- Kirby in 2012
- Born: 2 February 1949 Liverpool, England
- Died: 21 March 2025 (aged 76)
- Known for: Painting

= John Kirby (artist) =

British artist (1949–2025)

John Patrick Kirby (2 February 1949 – 21 March 2025) was a British artist known for his paintings exploring issues of gender, religion, sexuality and race. His work was compared to that of René Magritte, Balthus and Edward Hopper. Kirby exhibited internationally and his work is held in several collections including the Tate Gallery, the Victoria & Albert Museum, and the Royal College of Art.

==Life and career==
===Early life===
John Patrick Kirby was born in Liverpool on 2 February 1949, and grew up in Tuebrook. He was raised Irish Catholic and attended Saint Cecilia's primary school as well as serving as an altar boy. When he was 16, Kirby left Liverpool to work in London as a shipping clerk and then traveled to Calcutta to help in a children's home headed by Mother Teresa. After moving back to Liverpool, he trained as a social worker and then worked as a probation officer before enrolling in art school at the age of 33.

===Career===
Kirby trained at Central Saint Martins and the Royal College of Art in London. He created a large body of work that included both painting and sculpture and has cited his religious background as a strong influence, as well as the "ambiguity of sex and gender" in his work.
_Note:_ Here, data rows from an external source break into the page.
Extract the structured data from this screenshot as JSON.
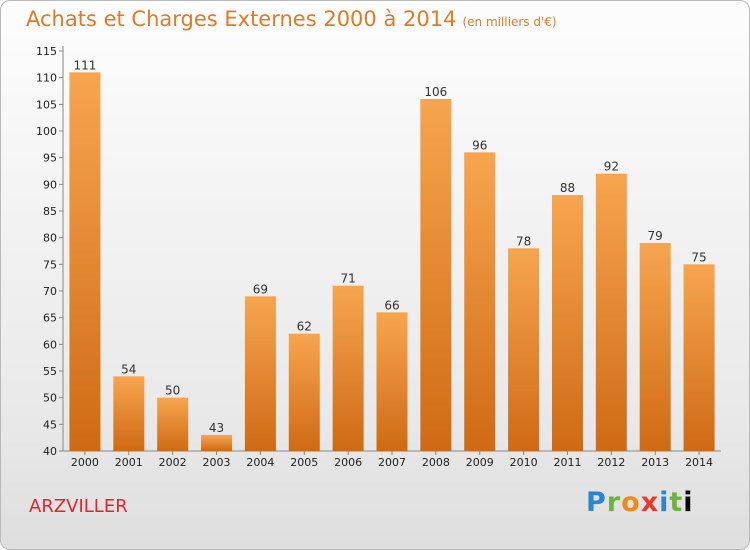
{
  "header": {
    "title": "Achats et Charges Externes 2000 à 2014",
    "subtitle": "(en milliers d'€)"
  },
  "footer": {
    "place": "ARZVILLER",
    "brand": [
      "P",
      "r",
      "o",
      "x",
      "i",
      "t",
      "i"
    ]
  },
  "colors": {
    "bar_top": "#f7a54f",
    "bar_bottom": "#cf6a14",
    "title": "#e27a22",
    "place": "#e0232f"
  },
  "chart_data": {
    "type": "bar",
    "title": "Achats et Charges Externes 2000 à 2014",
    "subtitle": "(en milliers d'€)",
    "xlabel": "",
    "ylabel": "",
    "categories": [
      "2000",
      "2001",
      "2002",
      "2003",
      "2004",
      "2005",
      "2006",
      "2007",
      "2008",
      "2009",
      "2010",
      "2011",
      "2012",
      "2013",
      "2014"
    ],
    "values": [
      111,
      54,
      50,
      43,
      69,
      62,
      71,
      66,
      106,
      96,
      78,
      88,
      92,
      79,
      75
    ],
    "ylim": [
      40,
      115
    ],
    "yticks": [
      40,
      45,
      50,
      55,
      60,
      65,
      70,
      75,
      80,
      85,
      90,
      95,
      100,
      105,
      110,
      115
    ],
    "grid": false,
    "data_labels": true
  }
}
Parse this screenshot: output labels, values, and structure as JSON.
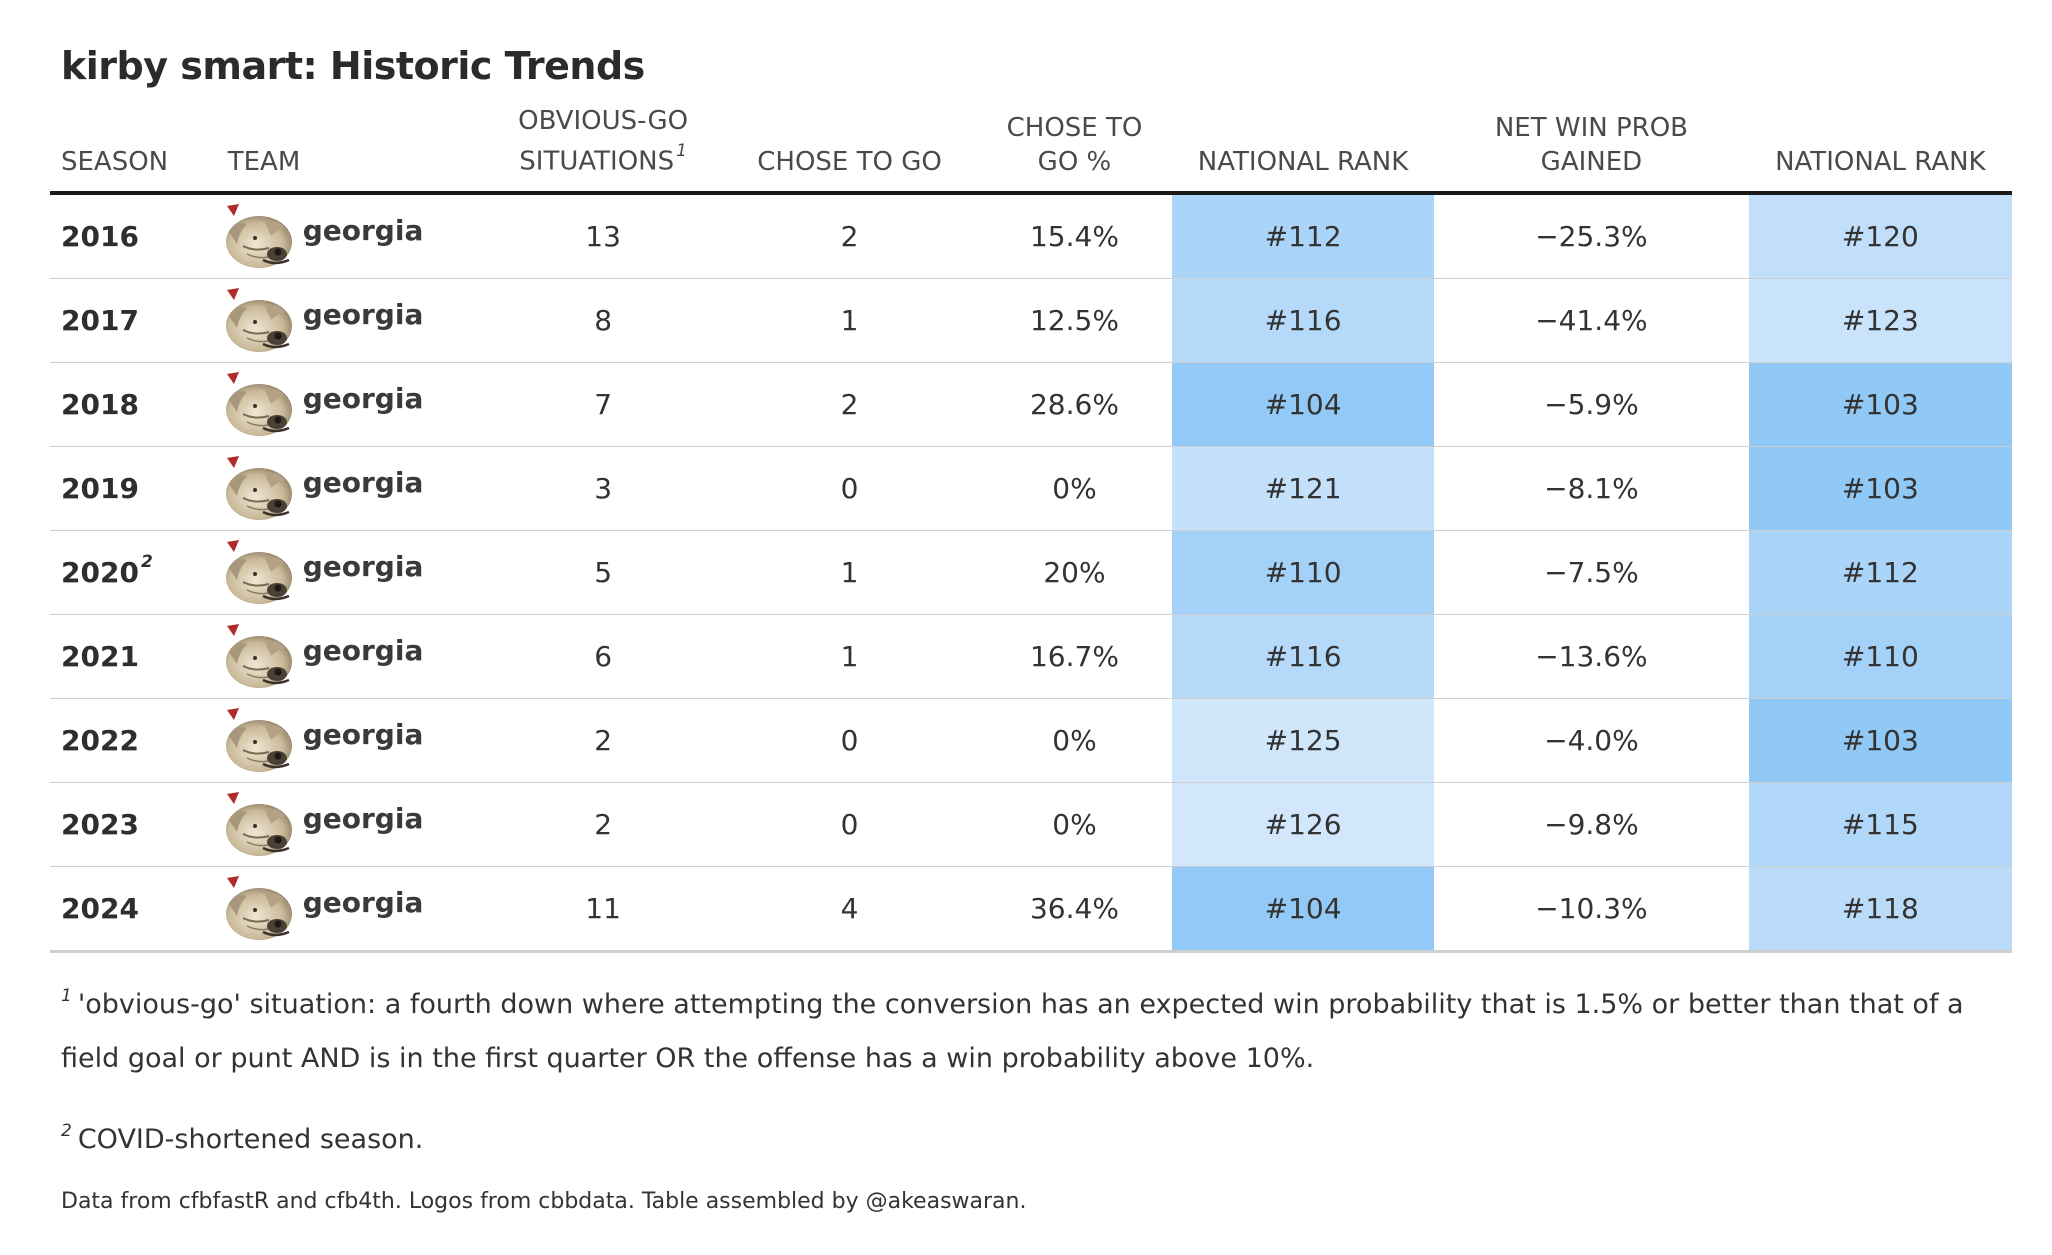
{
  "title": "kirby smart: Historic Trends",
  "chart_data": {
    "type": "table",
    "columns": [
      {
        "key": "season",
        "label": "SEASON"
      },
      {
        "key": "team",
        "label": "TEAM"
      },
      {
        "key": "obvious_go",
        "label": "OBVIOUS-GO SITUATIONS",
        "footnote": "1"
      },
      {
        "key": "chose_to_go",
        "label": "CHOSE TO GO"
      },
      {
        "key": "chose_pct",
        "label": "CHOSE TO GO %"
      },
      {
        "key": "rank_go",
        "label": "NATIONAL RANK"
      },
      {
        "key": "net_wp",
        "label": "NET WIN PROB GAINED"
      },
      {
        "key": "rank_wp",
        "label": "NATIONAL RANK"
      }
    ],
    "rows": [
      {
        "season": "2016",
        "season_note": "",
        "team": "georgia",
        "obvious_go": "13",
        "chose_to_go": "2",
        "chose_pct": "15.4%",
        "rank_go": "#112",
        "rank_go_value": 112,
        "net_wp": "−25.3%",
        "rank_wp": "#120",
        "rank_wp_value": 120
      },
      {
        "season": "2017",
        "season_note": "",
        "team": "georgia",
        "obvious_go": "8",
        "chose_to_go": "1",
        "chose_pct": "12.5%",
        "rank_go": "#116",
        "rank_go_value": 116,
        "net_wp": "−41.4%",
        "rank_wp": "#123",
        "rank_wp_value": 123
      },
      {
        "season": "2018",
        "season_note": "",
        "team": "georgia",
        "obvious_go": "7",
        "chose_to_go": "2",
        "chose_pct": "28.6%",
        "rank_go": "#104",
        "rank_go_value": 104,
        "net_wp": "−5.9%",
        "rank_wp": "#103",
        "rank_wp_value": 103
      },
      {
        "season": "2019",
        "season_note": "",
        "team": "georgia",
        "obvious_go": "3",
        "chose_to_go": "0",
        "chose_pct": "0%",
        "rank_go": "#121",
        "rank_go_value": 121,
        "net_wp": "−8.1%",
        "rank_wp": "#103",
        "rank_wp_value": 103
      },
      {
        "season": "2020",
        "season_note": "2",
        "team": "georgia",
        "obvious_go": "5",
        "chose_to_go": "1",
        "chose_pct": "20%",
        "rank_go": "#110",
        "rank_go_value": 110,
        "net_wp": "−7.5%",
        "rank_wp": "#112",
        "rank_wp_value": 112
      },
      {
        "season": "2021",
        "season_note": "",
        "team": "georgia",
        "obvious_go": "6",
        "chose_to_go": "1",
        "chose_pct": "16.7%",
        "rank_go": "#116",
        "rank_go_value": 116,
        "net_wp": "−13.6%",
        "rank_wp": "#110",
        "rank_wp_value": 110
      },
      {
        "season": "2022",
        "season_note": "",
        "team": "georgia",
        "obvious_go": "2",
        "chose_to_go": "0",
        "chose_pct": "0%",
        "rank_go": "#125",
        "rank_go_value": 125,
        "net_wp": "−4.0%",
        "rank_wp": "#103",
        "rank_wp_value": 103
      },
      {
        "season": "2023",
        "season_note": "",
        "team": "georgia",
        "obvious_go": "2",
        "chose_to_go": "0",
        "chose_pct": "0%",
        "rank_go": "#126",
        "rank_go_value": 126,
        "net_wp": "−9.8%",
        "rank_wp": "#115",
        "rank_wp_value": 115
      },
      {
        "season": "2024",
        "season_note": "",
        "team": "georgia",
        "obvious_go": "11",
        "chose_to_go": "4",
        "chose_pct": "36.4%",
        "rank_go": "#104",
        "rank_go_value": 104,
        "net_wp": "−10.3%",
        "rank_wp": "#118",
        "rank_wp_value": 118
      }
    ],
    "rank_color_scale": {
      "best": "#90c8f6",
      "worst": "#d2e7fb"
    }
  },
  "footnotes": [
    {
      "mark": "1",
      "text": "'obvious-go' situation: a fourth down where attempting the conversion has an expected win probability that is 1.5% or better than that of a field goal or punt AND is in the first quarter OR the offense has a win probability above 10%."
    },
    {
      "mark": "2",
      "text": "COVID-shortened season."
    }
  ],
  "source": "Data from cfbfastR and cfb4th. Logos from cbbdata. Table assembled by @akeaswaran.",
  "logo_icon": "bulldog-icon"
}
Kirby's first major retrospective was held at the Walker Art Gallery in 2012, with more than fifty of his paintings and several of his sculptures. His work was described as "bleak and lonely" and dominated by "solitary figures in strange worlds."

===Death===
Kirby died on 21 March 2025, at the age of 76.

==Solo exhibitions==

- 2014 Play Time, Flowers Cork Street, London
- 2013 John Kirby, Flowers New York
- 2012 The Living and the Dead, Walker Art Gallery, Liverpool
- 2011 Ghosts, Flowers Cork Street, London
- 2010 What Remains, Flowers East, London
- 2009 Home, Flowers Cork Street, London
- 2007 Being Alive, Flowers Cork Street, London
- 2006 Mixed Blood, Flowers, New York
- 2006 Il Polittico, Rome
- 2005 Absent Friends, Flowers Cork Street, London
- 2005 New prints and monotypes, Flowers Graphics, London
- 2003 Someone Else Flowers, New York
- 2002 Flowers Cork Street, London
- 2002 Paintings, Flowers West, Santa Monica, California
- 2000 New Prints and Monoprints, Flowers Graphics, London
- 2000 Il Polittico, Rome
- 1999 Lost Children, Flowers East, London
- 1998 Lost Children, Flowers West, Santa Monica, California
- 1997 In the Dark, Flowers East, London
- 1997 John Kirby, Il Polittico, Rome
- 1996 Art Basel 27, Switzerland
- 1995 The Company of Strangers, Ferens Art Gallery, Hull
- 1994 The Company of Strangers, Flowers East, London
- 1993 The Sign of the Cross, Angela Flowers Gallery, London
- 1992 Homeland, Flowers East, London
- 1991 Homeland, Lannon Cole Gallery, Chicago
- 1991 New York and Related Works, Flowers East, London
- 1989 Still Lives, Flowers East, London
- 1988 Other People's Lives, Angela Flowers (Ireland) Inc., Co.Cork
- 1988 Other People's Lives, Angela Flowers (Ireland) Inc., Co.Cork
- 1987 Artist of the Day, Angela Flowers Gallery, London

==Public collections==

- Contemporary Art Society
- Ferens Art Gallery, Hull
- Irish Contemporary Art Society
- John Hansard Gallery, University of Southampton
- Royal College of Art Collection
- Tate Gallery, London
- University College of Wales, Aberystwyth
- Victoria & Albert Museum
- René Magritte Foundation, Brussels

==In popular culture==
Kirby's "Self Portrait 1987" is seen on-screen, and referenced by the character Armand Goldman (Robin Williams) in the 1996 film The Birdcage. In an early scene, Armand defends the fine art to his son, Val (Dan Futterman), who requests his father tone down the décor exclaiming "The Kirby? That's art!"